Exponent of $p$ in the prime factorization of $n!$ is given by $\large \sum \limits_{i=1}^{\lfloor\log_p n \rfloor } \left\lfloor \dfrac{n}{p^i}\right\rfloor $. Can this sum be simplified further to some direct expression so that the number of calculations are reduced?

Answer 1

yes:

$$ \frac{N-\sigma_p(N)}{p-1} $$ where $\sigma_p(N)$ is the sum of digits in the $p$-ary expression of $N$

Answer 2

note what Daniel says. $\lfloor \log_p N\rfloor$ is the exponent of $p$ in $N$ not in $N!$. let $P_N$ be the exponent of $p$ in $N!$ and consider $P_{N+1}$.

if $N+1$ is not divisible by $p$ then the least significant $p$-ary digit of $N$ increases by $1$ and so $$ N+1 - \sigma_p(N+1) = N - \sigma_p(N) $$ and the exponent is unchanged.
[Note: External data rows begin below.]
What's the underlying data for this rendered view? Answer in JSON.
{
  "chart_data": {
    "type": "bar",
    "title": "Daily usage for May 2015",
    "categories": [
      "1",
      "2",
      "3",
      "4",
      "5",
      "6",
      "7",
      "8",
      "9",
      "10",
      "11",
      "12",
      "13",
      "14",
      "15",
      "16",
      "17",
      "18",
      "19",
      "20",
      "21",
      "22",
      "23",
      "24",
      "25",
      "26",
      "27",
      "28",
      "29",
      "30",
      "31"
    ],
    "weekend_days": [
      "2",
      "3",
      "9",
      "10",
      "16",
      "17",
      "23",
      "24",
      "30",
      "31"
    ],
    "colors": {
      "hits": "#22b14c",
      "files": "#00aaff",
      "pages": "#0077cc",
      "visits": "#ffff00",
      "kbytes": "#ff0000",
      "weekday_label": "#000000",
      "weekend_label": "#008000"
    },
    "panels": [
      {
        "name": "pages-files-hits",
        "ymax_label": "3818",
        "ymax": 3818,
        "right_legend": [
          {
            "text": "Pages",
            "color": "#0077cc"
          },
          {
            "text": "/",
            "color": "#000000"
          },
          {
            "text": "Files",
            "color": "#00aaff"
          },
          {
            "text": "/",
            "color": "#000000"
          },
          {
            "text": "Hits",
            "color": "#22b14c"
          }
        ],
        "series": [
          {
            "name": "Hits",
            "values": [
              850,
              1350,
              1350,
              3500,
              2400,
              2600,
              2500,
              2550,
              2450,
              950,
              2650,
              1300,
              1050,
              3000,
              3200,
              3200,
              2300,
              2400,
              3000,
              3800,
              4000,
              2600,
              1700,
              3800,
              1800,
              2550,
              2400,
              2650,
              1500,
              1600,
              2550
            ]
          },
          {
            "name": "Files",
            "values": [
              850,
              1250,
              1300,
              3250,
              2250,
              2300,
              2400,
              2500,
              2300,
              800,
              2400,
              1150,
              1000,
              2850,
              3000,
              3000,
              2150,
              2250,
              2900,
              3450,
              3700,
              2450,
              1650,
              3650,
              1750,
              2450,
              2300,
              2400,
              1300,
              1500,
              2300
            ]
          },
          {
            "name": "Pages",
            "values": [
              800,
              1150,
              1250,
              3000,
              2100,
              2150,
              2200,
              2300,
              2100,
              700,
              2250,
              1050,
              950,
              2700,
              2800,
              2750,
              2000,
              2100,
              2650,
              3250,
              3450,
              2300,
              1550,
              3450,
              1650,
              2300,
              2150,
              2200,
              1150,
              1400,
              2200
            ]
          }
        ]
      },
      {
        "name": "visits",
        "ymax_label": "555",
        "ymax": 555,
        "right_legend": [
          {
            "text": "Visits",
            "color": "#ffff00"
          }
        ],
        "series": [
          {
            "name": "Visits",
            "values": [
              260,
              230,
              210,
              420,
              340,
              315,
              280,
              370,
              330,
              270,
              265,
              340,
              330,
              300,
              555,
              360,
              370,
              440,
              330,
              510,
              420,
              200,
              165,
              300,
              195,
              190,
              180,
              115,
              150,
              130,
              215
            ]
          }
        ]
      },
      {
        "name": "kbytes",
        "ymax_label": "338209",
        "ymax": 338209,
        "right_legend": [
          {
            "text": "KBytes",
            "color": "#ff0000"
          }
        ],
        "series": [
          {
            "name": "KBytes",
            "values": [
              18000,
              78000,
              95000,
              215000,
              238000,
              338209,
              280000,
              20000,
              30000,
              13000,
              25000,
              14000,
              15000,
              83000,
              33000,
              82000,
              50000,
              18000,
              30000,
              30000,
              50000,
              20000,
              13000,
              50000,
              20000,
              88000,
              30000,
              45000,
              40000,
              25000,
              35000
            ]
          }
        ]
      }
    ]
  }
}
suppose $N+1$ is divisible by $p^r$ for $r \gt 0$ but not by $p^{r+1}$ then each of the $r$ least significant binary digits must take the value $p-1$ but $1$ is added to the $r^{\text{th}} $ digit, which is not equal to $p-1$ hence: $$ \sigma_p(N+1) = \sigma_p(N)+1 - r(p-1) $$ and $$ N+1 - \sigma_p(N+1) = N - \sigma_p(n) + r(p-1) $$ hence $$ P_{N+1} = \frac{N+1 - \sigma_p(N+1) }{p-1} \\ = P_N + r $$

Answer 3

The idea of this theorm is to reduce manual calculation , try to find exp of 2 for (23263662!) :P so i guess its fair to follow the theorm . Origion theorm was $\large \sum \limits_{i=1}^{\infty} \left\lfloor \dfrac{n}{p^i}\right\rfloor$ , the floor log n function come from condition that i<=n thus any i after n give term of zero.